Dengan dibongkarnya gerbang tol Cikarang Utama, maka transaksi akan dipecah dengan menambah beberapa gardu di gerbang tol pintu keluar masing-masing. Dengan demikian jalan tol Jakarta-Cikampek akan lebih lancar.
Saat ini gerbang tol Cikarang Utama ini hariannya melayani kendaraan lebih dari 62.000 kendaraan tiap harinya.

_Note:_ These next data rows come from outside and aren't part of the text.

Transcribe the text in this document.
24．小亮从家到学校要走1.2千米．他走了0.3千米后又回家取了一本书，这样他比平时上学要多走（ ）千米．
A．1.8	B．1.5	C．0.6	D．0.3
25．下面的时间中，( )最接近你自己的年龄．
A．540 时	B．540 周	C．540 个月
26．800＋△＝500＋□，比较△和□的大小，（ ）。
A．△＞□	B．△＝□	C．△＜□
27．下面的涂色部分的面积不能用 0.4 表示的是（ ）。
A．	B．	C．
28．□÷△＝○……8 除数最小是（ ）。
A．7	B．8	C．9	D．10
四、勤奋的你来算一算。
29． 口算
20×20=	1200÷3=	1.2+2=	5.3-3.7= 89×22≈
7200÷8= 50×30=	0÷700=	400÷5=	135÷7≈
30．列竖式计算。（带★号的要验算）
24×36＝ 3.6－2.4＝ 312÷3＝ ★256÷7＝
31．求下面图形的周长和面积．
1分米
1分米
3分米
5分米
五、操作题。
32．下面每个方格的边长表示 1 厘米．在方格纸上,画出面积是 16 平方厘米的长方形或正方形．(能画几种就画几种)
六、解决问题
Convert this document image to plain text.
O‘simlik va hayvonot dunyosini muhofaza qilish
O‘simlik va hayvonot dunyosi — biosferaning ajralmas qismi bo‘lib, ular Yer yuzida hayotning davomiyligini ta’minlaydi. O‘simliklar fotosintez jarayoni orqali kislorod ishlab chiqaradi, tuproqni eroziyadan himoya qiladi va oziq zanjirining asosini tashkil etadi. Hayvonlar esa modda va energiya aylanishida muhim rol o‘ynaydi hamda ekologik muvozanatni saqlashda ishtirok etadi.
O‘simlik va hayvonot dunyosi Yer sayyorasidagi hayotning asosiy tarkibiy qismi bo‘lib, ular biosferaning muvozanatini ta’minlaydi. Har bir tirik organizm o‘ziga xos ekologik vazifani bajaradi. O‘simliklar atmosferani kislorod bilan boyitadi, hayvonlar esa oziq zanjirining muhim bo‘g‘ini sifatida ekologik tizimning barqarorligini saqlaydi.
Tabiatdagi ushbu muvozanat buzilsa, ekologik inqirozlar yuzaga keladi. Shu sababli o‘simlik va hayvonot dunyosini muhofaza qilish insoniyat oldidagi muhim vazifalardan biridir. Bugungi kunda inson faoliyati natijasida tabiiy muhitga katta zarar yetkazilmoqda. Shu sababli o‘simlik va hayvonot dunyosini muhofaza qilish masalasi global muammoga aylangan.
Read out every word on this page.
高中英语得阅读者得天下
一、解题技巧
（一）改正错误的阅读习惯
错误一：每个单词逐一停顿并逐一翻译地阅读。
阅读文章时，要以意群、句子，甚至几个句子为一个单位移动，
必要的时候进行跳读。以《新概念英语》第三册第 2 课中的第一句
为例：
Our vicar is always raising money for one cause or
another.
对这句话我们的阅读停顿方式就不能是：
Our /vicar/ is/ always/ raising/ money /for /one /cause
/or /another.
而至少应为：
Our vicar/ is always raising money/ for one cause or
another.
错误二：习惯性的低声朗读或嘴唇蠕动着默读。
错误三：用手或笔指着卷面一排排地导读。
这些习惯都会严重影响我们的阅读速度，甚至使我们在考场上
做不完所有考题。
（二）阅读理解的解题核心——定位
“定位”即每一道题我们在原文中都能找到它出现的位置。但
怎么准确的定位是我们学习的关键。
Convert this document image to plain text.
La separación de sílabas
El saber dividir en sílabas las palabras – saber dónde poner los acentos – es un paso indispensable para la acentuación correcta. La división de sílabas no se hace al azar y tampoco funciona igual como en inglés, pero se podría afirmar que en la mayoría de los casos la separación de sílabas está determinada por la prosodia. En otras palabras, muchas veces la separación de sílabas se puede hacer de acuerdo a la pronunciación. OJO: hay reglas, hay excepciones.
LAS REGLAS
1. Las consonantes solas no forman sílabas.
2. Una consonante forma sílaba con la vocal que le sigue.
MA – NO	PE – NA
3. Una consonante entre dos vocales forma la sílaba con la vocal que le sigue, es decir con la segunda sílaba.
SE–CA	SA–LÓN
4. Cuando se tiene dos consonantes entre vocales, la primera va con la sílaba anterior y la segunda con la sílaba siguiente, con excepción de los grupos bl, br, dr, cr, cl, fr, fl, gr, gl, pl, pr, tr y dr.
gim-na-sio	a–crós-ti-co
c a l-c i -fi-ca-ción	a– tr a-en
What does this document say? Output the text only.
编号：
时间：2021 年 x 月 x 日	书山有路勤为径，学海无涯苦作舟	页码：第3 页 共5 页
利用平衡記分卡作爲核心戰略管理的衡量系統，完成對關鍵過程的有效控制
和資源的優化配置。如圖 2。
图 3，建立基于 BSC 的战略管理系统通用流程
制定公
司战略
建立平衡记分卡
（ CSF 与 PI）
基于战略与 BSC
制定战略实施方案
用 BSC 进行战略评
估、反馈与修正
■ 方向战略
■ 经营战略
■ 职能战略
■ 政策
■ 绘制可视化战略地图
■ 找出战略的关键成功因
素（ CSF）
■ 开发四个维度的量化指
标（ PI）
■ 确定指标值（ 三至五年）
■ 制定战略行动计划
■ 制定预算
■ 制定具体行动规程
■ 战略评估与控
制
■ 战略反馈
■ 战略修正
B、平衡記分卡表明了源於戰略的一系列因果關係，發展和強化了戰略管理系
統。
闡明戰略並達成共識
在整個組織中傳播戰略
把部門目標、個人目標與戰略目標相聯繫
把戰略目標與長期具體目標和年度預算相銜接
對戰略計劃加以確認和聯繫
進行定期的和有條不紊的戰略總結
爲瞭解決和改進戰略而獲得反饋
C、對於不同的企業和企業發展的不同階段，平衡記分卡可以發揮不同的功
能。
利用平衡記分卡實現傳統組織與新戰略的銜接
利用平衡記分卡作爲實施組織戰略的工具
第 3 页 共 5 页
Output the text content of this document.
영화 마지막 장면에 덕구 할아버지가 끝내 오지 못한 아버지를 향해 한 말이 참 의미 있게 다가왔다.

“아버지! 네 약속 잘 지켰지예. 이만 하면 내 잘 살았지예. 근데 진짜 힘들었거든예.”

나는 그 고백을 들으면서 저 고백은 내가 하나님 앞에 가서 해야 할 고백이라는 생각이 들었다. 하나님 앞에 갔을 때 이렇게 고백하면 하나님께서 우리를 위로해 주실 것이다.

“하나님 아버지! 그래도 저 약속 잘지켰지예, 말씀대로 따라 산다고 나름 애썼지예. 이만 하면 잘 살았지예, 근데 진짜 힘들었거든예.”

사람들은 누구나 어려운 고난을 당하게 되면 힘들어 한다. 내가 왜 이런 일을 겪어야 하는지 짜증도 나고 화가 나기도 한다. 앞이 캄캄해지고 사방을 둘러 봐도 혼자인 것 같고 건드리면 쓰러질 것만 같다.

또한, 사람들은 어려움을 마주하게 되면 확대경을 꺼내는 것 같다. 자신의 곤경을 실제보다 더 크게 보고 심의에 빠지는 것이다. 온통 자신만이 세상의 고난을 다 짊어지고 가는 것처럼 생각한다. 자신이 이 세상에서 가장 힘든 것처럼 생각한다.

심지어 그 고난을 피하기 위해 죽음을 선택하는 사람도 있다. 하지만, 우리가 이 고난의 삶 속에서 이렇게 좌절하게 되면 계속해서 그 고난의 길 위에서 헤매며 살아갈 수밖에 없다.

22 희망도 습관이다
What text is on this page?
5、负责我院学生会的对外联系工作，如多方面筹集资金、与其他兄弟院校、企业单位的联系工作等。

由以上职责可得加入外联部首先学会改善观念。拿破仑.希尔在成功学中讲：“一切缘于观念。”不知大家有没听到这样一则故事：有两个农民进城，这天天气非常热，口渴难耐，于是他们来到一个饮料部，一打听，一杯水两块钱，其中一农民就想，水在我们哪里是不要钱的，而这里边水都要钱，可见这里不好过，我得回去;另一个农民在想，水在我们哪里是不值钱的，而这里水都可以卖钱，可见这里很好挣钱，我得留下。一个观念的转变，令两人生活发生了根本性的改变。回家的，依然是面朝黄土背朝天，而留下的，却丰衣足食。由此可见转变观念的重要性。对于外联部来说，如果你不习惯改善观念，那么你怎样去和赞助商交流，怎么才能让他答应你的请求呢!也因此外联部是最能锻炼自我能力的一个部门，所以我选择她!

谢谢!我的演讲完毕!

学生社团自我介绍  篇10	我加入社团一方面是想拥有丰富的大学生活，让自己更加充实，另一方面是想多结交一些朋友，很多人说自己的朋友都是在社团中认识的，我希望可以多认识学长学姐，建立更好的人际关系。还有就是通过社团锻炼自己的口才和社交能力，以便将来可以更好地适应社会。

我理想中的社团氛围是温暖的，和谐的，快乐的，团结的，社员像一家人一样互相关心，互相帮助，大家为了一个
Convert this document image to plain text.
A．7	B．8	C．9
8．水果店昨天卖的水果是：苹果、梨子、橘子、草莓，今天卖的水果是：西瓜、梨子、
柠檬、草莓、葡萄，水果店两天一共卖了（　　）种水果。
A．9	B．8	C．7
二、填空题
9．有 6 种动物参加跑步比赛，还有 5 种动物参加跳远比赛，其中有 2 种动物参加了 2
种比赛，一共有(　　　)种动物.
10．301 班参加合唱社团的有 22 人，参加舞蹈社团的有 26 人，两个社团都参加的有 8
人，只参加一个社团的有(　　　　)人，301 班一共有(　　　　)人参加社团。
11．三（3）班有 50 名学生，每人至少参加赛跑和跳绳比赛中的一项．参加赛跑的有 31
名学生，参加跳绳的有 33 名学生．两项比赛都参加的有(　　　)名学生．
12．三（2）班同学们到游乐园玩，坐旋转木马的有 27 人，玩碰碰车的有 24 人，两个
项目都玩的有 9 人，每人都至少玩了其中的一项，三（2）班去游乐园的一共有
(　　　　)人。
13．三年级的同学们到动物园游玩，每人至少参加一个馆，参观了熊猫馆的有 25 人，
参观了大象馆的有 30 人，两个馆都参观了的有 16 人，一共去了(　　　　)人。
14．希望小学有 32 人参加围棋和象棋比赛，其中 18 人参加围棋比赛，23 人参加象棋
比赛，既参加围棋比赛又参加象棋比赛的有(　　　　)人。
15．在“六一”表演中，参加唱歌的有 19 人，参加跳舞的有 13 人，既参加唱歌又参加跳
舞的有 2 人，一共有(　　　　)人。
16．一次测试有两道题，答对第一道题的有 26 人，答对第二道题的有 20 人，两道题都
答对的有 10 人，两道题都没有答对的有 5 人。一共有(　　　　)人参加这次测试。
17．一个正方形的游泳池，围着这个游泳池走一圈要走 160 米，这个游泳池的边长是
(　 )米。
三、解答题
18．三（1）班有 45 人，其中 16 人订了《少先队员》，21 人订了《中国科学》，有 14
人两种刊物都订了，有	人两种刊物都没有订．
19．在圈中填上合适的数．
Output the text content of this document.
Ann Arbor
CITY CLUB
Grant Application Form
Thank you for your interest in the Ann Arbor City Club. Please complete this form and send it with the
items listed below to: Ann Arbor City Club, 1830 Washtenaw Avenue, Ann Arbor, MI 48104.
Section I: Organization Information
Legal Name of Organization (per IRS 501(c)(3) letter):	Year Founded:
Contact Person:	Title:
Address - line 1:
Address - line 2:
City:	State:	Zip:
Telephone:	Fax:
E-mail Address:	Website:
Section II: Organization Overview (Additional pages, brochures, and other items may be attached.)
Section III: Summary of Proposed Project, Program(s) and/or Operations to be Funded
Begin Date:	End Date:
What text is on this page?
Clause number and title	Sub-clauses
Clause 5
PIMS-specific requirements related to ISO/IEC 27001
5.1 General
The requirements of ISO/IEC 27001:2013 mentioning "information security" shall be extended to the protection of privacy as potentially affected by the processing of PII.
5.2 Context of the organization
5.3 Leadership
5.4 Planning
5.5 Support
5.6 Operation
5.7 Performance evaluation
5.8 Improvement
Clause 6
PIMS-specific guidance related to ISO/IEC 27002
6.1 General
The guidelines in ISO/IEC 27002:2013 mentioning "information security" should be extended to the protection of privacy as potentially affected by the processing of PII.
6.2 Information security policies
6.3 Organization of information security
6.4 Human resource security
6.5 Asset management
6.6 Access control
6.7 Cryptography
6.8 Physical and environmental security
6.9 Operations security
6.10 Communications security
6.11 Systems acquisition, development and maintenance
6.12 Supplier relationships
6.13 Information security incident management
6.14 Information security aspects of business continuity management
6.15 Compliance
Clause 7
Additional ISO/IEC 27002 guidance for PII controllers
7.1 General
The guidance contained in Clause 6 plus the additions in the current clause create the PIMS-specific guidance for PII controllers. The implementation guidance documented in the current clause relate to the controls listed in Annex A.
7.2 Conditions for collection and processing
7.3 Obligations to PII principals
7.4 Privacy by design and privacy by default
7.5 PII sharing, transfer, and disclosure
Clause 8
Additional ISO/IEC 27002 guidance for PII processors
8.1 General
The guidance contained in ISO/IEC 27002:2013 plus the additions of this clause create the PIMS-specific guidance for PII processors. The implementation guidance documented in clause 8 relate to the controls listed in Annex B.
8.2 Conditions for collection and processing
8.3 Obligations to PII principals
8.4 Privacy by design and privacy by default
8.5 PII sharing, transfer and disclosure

Jumlah ini melonjak di hari-hari libur seperti saat mudik Lebaran.
Jasa Marga memperkirakan puncak arus mudik Lebaran tahun ini akan terjadi pada H-3 Lebaran. Sedangkan puncak arus balikya diperkirakan terjadi pada H+3 Lebaran.
Adapun saat puncak arus mudik tersebut kendaraan yang melintas diperkirakan mencapai 116.000 kendaraan. Sedangkan, saat puncak arus balik akan melintas 109.000 kendaraan tiap harinya.
"Jadi memang Cikarut ini titik krusial, makanya kita bisa operasikan 16-20 gardu kalau memang trafiknya sedang padat " tegas Subakti.